Je continue à explorer mes livres. J’en ouvre un encore, à l’aventure, et je lis ceci :
« Le soleil, à travers les branches, versait sous bois une averse d’or rouge. Par moments on voyait le haut des collines tout empourpré. La forêt anxieuse sentait mourir en elle le soleil et la vie. Des millions de touffes d’herbe agitaient vers lui leurs bras souples. Les gros oiseaux s’effaraient. Déjà les merles, avec un air de peur fanfaronne, avaient glissé à mi-hauteur des baliveaux vers les parties les plus fourrées du bois. Les dernières grives s’agitaient en criant à la pointe des chênes. C’était l’heure des chants menus qui décroissent. Les bouvreuils qui voyagent en mars, les pinsons, les verdiers qui ont jeûné l’hiver, sifflaient mais sans changer leur chanson du jour, avec la confiance que demain serait bon, serait meilleur encore… Ils se turent : le soleil était descendu au-dessous de l’horizon. Alors les derniers oiseaux dirent leur adieu au jour. Ce furent les rouges-gorges, puis les mésanges, toute la tribu des fouilleuses de lichens, des exploratrices d’écorces, petits paquets de plumes grises qui ne prennent point de repos tant qu’il y a de la lumière et dont le cri aigu achève la chanson des bêtes diurnes… »
Le jour se meurt de plus en plus sur la forêt et je lis encore :
« Il faisait très froid ; le vent avait déjà bu sur les branches la tiédeur amassée pendant le jour. Il rebroussait les brindilles, courbait les gaulis et leur arrachait une plainte monotone comme celle des vies pauvres. L’odeur des feuilles mortes montait plus vive dans l’ombre. Au-dessus des branches, les hauteurs du ciel étaient pâles et des étoiles commençaient à poindre. »
En savourant ces lignes, mon être à jamais sylvestre tressaille de nostalgie, je revois ma chère forêt de Fontainebleau, loin de laquelle je ne cesse de me sentir en exil. Et je remercie l’écrivain qui me valut d’y revivre par le souvenir.
C’est M. René Bazin. Et le livre relu, c’est le Blé qui lève, œuvre que l’arome de la Terre maternelle imprègne d’un grand souffle vivifiant[19].

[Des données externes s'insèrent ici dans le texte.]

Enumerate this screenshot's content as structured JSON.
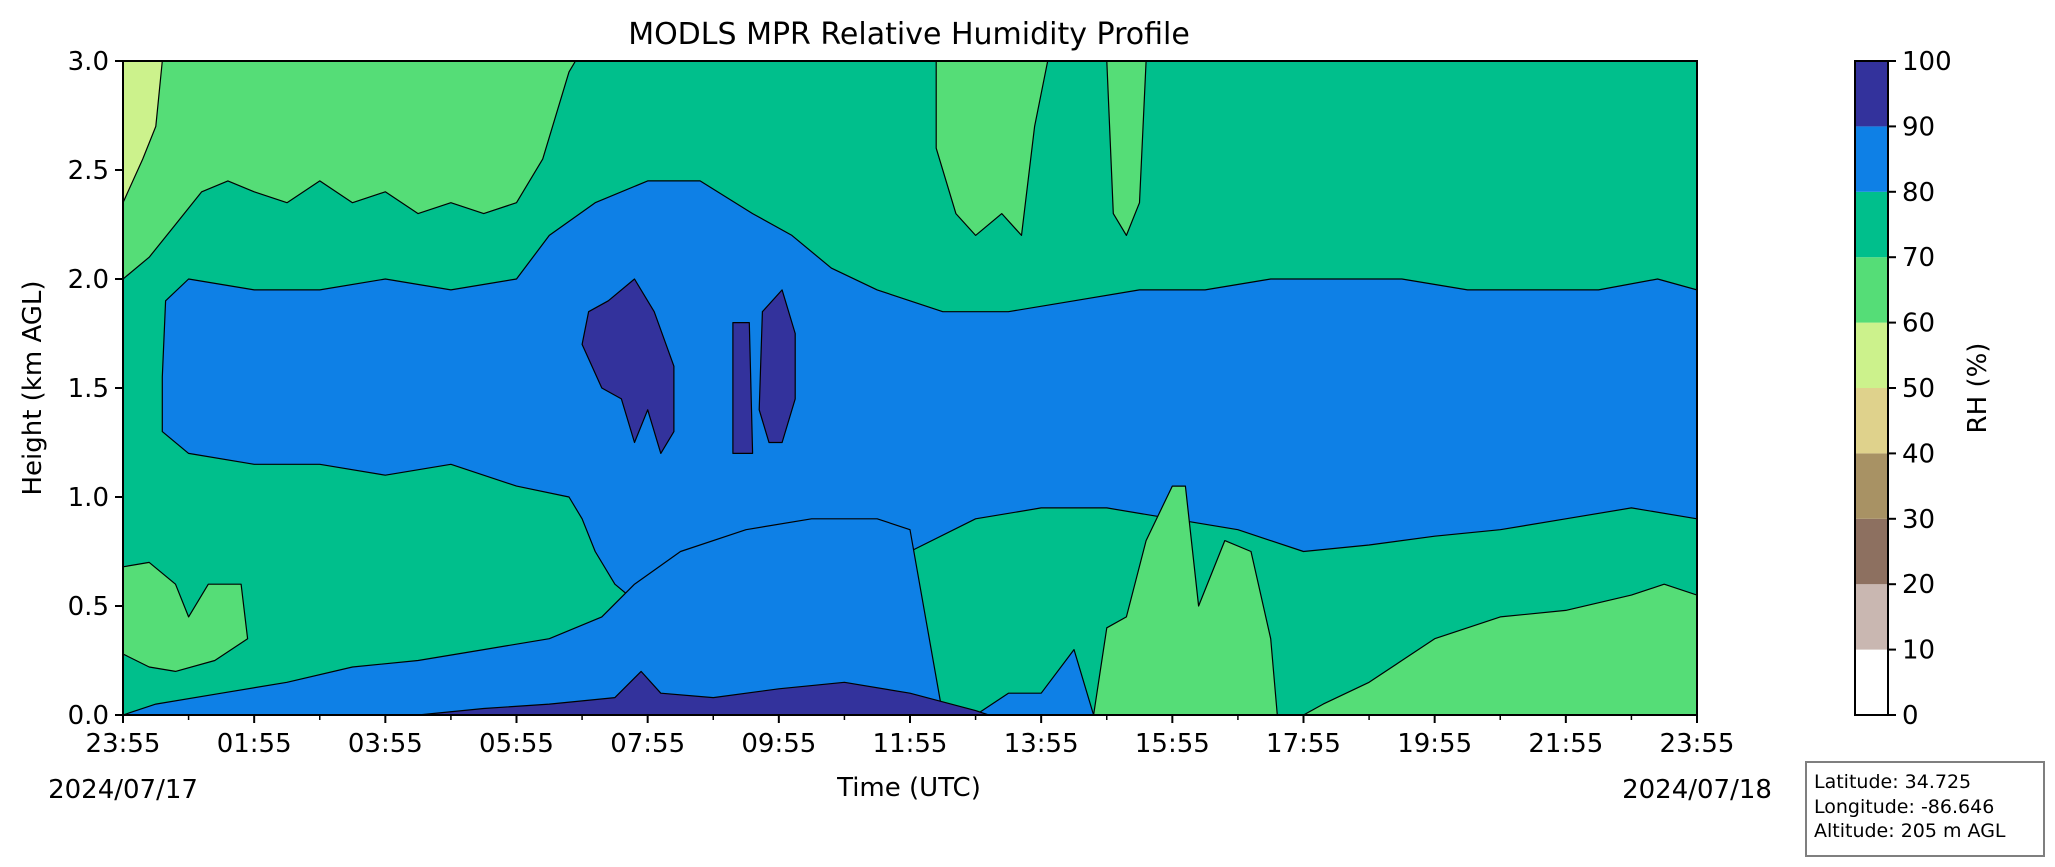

[19] Le Blé qui lève, 1 volume chez Calmann-Lévy, éditeur.
Je ne vais pas feindre de vous révéler René Bazin. De niais matérialistes le déprécient parce qu’il est chrétien. Mais quiconque joint l’amour de la nature à l’amour de Dieu goûte son art nuancé, contenu qui ne vocifère ni ne se plaît aux peinturlurages violents. Cette réserve ne l’empêche pas de restituer avec véracité les drames de passion qui agitent l’âme des simples. Rappelez-vous : Donatienne, la Terre qui meurt, l’Isolée. Ce sont des livres substantiels, d’une observation très exacte et qui n’exclut point la poésie.

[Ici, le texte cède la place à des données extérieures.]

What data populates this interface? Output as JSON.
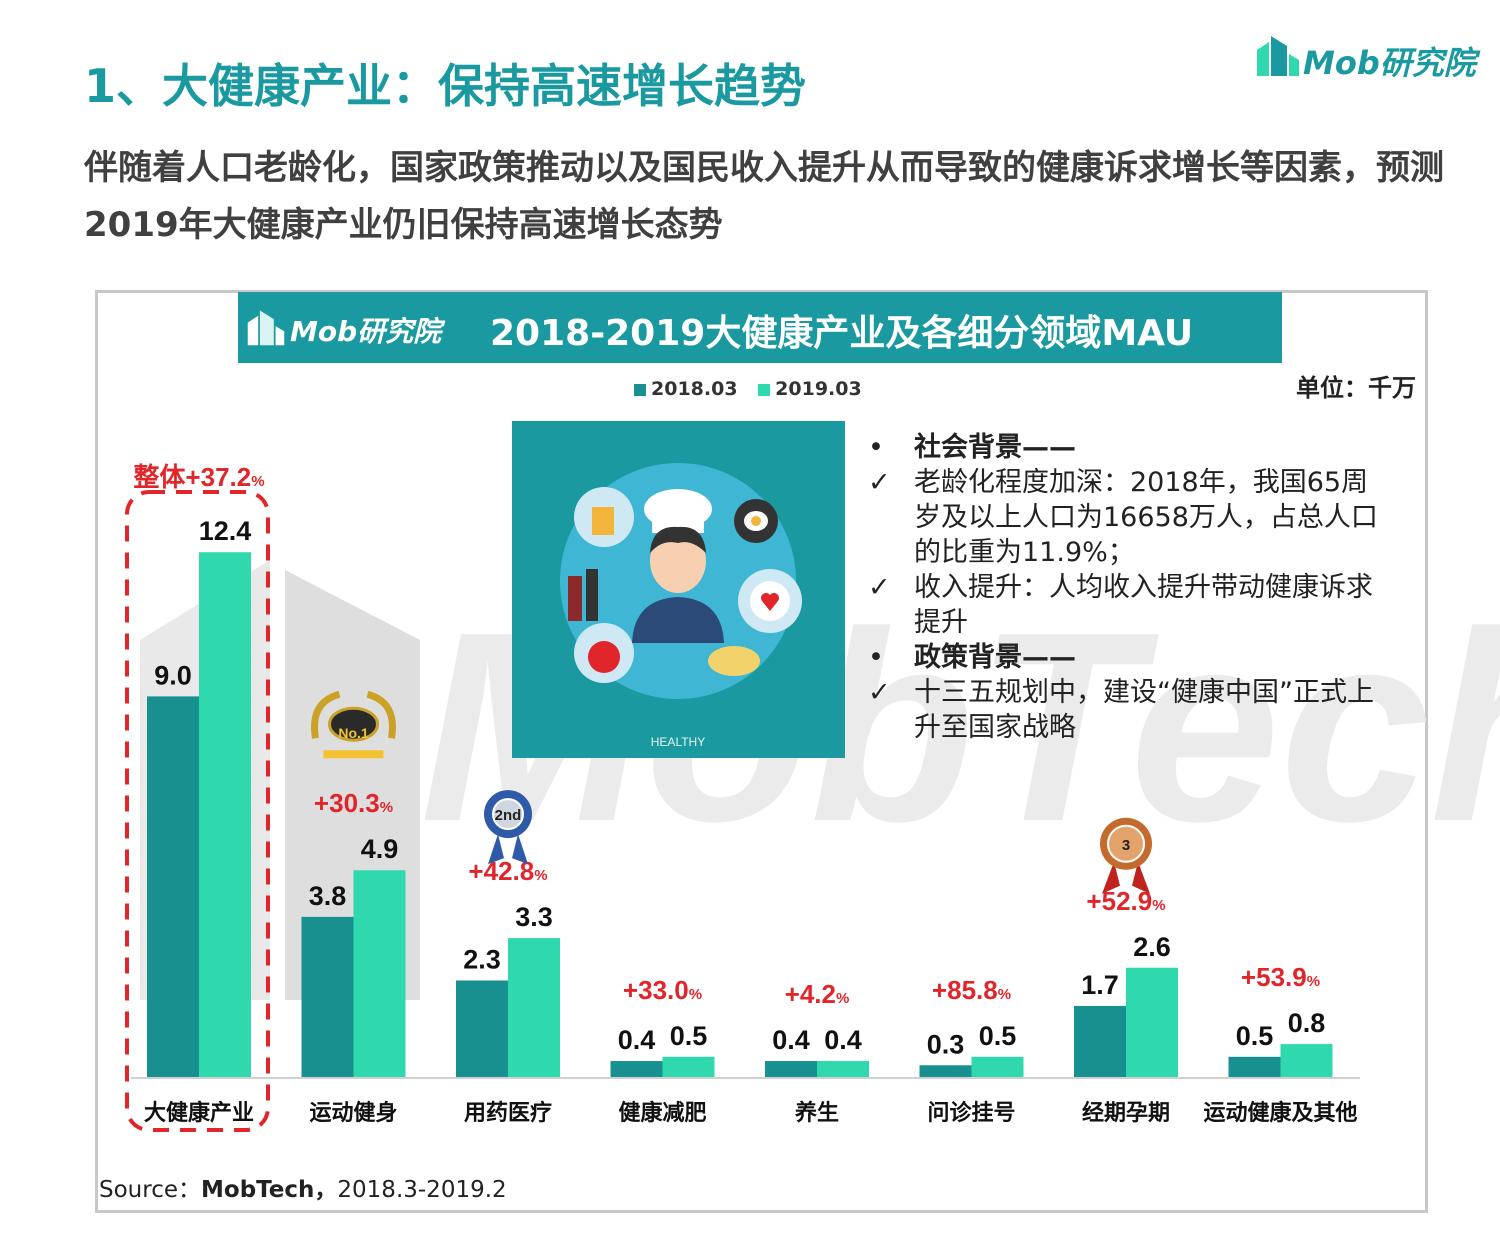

Je m’attache surtout au Blé qui lève à cause d’une figure de rural : Gilbert Cloquet qui synthétise on ne peut mieux les caractéristiques de l’âme paysanne à notre époque. Tour à tour cultivateur et bûcheron, foncièrement honnête, il a souffert durement par sa femme et par sa fille ; et la douleur l’affina. Comme les sources du sentiment religieux se sont presque taries en lui, cette déviation de l’esprit d’équité qu’on nomme le socialisme le conquit et l’inclina quelque temps vers la haine et la révolte. Puis la sottise et la cruauté des syndiqués qu’il recruta le dégoûtèrent ; il se trouva tout à fait seul dans l’existence jusqu’au jour où, sur la proposition bénévole d’un boucher catholique, par hasard rencontré, il se décide à faire une retraite dans une maison de mission pour ouvriers et paysans. Là, comme il est tout saignant des blessures que lui infligea l’existence et comme il a soif de consolations, il ressuscite à la foi.